Class IndoEuropeanTokenizerFactory

  extended by com.aliasi.tokenizer.IndoEuropeanTokenizerFactory
All Implemented Interfaces:
TokenizerFactory, Compilable, Serializable

public class IndoEuropeanTokenizerFactory
extends Object
implements Compilable, TokenizerFactory, Serializable

An IndoEuropeanTokenizerFactory creates tokenizers with built-in support for alpha-numerics, numbers, and other common constructs in Indo-European langauges.

The tokenization rules are roughly based on those used in MUC-6, but are necessarily finer grained, because the MUC tokenizers were based on lexical and semantic information such as whether a string was an abbreviation.

A token is any sequence of characters satisfying one of the following patterns.

Pattern Description
AlphaNumeric Any sequence of upper or lowercase letters or digits, as defined by Character.isDigit(char) and Character.isLetter(char), and including the Devanagari characters (unicode 0x0900 to 0x097F)
Numerical Any sequence of numbers, commas, and periods.
Hyphen Sequence Any number of hyphens (-)
Equals Sequence Any number of equals signs (=)
Double Quotes Double forward quotes (``) or double backward quotes('')
Whitespaces are defined as any sequence of whitespace characters, including the unicode non-breakable space (unicode 160).
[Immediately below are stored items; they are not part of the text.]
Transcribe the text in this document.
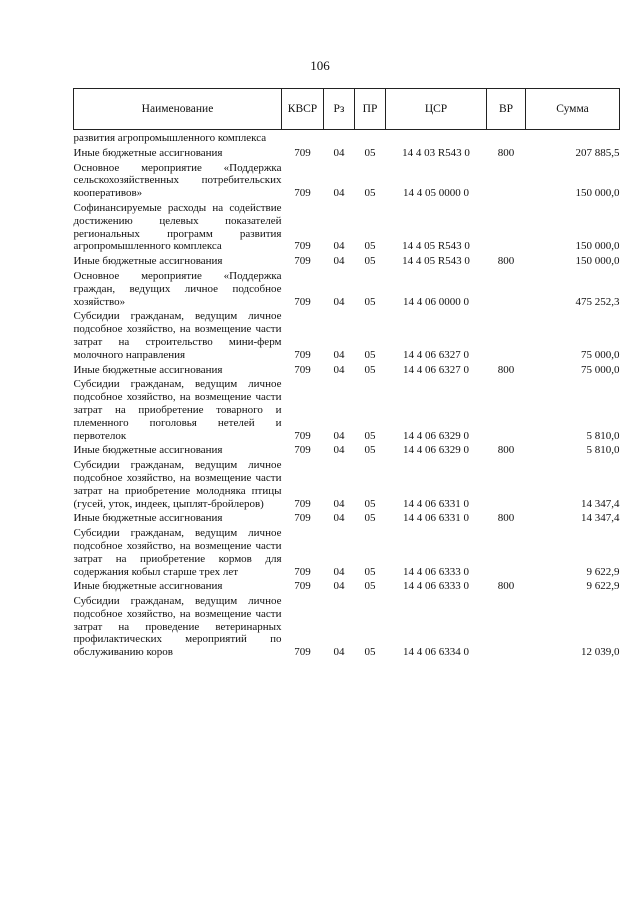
106
Наименование	КВСР	Рз	ПР	ЦСР	ВР	Сумма
развития агропромышленного комплекса						
Иные бюджетные ассигнования	709	04	05	14 4 03 R543 0	800	207 885,5
Основное мероприятие «Поддержка сельскохозяйственных потребительских кооперативов»	709	04	05	14 4 05 0000 0		150 000,0
Софинансируемые расходы на содействие достижению целевых показателей региональных программ развития агропромышленного комплекса	709	04	05	14 4 05 R543 0		150 000,0
Иные бюджетные ассигнования	709	04	05	14 4 05 R543 0	800	150 000,0
Основное мероприятие «Поддержка граждан, ведущих личное подсобное хозяйство»	709	04	05	14 4 06 0000 0		475 252,3
Субсидии гражданам, ведущим личное подсобное хозяйство, на возмещение части затрат на строительство мини-ферм молочного направления	709	04	05	14 4 06 6327 0		75 000,0
Иные бюджетные ассигнования	709	04	05	14 4 06 6327 0	800	75 000,0
Субсидии гражданам, ведущим личное подсобное хозяйство, на возмещение части затрат на приобретение товарного и племенного поголовья нетелей и первотелок	709	04	05	14 4 06 6329 0		5 810,0
Иные бюджетные ассигнования	709	04	05	14 4 06 6329 0	800	5 810,0
Субсидии гражданам, ведущим личное подсобное хозяйство, на возмещение части затрат на приобретение молодняка птицы (гусей, уток, индеек, цыплят-бройлеров)	709	04	05	14 4 06 6331 0		14 347,4
Иные бюджетные ассигнования	709	04	05	14 4 06 6331 0	800	14 347,4
Субсидии гражданам, ведущим личное подсобное хозяйство, на возмещение части затрат на приобретение кормов для содержания кобыл старше трех лет	709	04	05	14 4 06 6333 0		9 622,9
Иные бюджетные ассигнования	709	04	05	14 4 06 6333 0	800	9 622,9
Субсидии гражданам, ведущим личное подсобное хозяйство, на возмещение части затрат на проведение ветеринарных профилактических мероприятий по обслуживанию коров	709	04	05	14 4 06 6334 0		12 039,0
The tokenizer operates in a longest-leftmost fashion, returning the longest possible token starting at the current position in the underlying character array.

Thread Safety

The Indo-European tokenizer factory is completely thread safe.


All instances of Indo-European tokenizer factories behave the same way. Because they are thread safe, use the singleton INSTANCE instead of constructing a fresh instance.

Serialization and Compilation

The serialized and compiled versions of this class deserialize to a new instance and the factory instance respectively.

Bob Carpenter
See Also:
Serialized Form

Field Summary
static TokenizerFactory FACTORY
          Deprecated. Use INSTANCE instead.
static IndoEuropeanTokenizerFactory INSTANCE
          The singleton instance of an Indo-European tokenizer factory.
Constructor Summary
          Deprecated. Use singleton instance INSTANCE instead.
Method Summary
 void compileTo(ObjectOutput objOut)
          Deprecated. Use the Serializable interface instead.
 Tokenizer tokenizer(char[] ch, int start, int length)
          Returns a tokenizer for Indo-European for the specified subsequence of characters.
 String toString()
          Returns tha name of this class.
Methods inherited from class java.lang.Object
clone, equals, finalize, getClass, hashCode, notify, notifyAll, wait, wait, wait

Field Detail


public static final IndoEuropeanTokenizerFactory INSTANCE
The singleton instance of an Indo-European tokenizer factory.


public static final TokenizerFactory FACTORY
Deprecated. Use INSTANCE instead.
An instance of an Indo-European tokenizer factory. This is the same instance as provided by INSTANCE.

Constructor Detail


public IndoEuropeanTokenizerFactory()
Deprecated. Use singleton instance INSTANCE instead.

Construct a tokenizer for Indo-European languages.

Implementation Note: All Indo-European tokenizer factories behave the same way, and they are thread safe, so the constant FACTORY may be used anywhere a freshly constructed character tokenizer factory is used, without loss of performance.

Method Detail


public Tokenizer tokenizer(char[] ch,
                           int start,
                           int length)
Returns a tokenizer for Indo-European for the specified subsequence of characters.

Specified by:
tokenizer in interface TokenizerFactory
ch - Characters to tokenize.
start - Index of first character to tokenize.
length - Number of characters to tokenize.


public String toString()
Returns tha name of this class.

toString in class Object
The name of this class.


public void compileTo(ObjectOutput objOut)
               throws IOException
Deprecated. Use the Serializable interface instead.

Compiles this tokenizer factory to the specified object output. The tokenizer factory read back in is reference identical to the static constant FACTORY.

Specified by:
compileTo in interface Compilable
objOut - Object output to which this tokenizer factory is compiled.
IOException - If there is an I/O error during the write.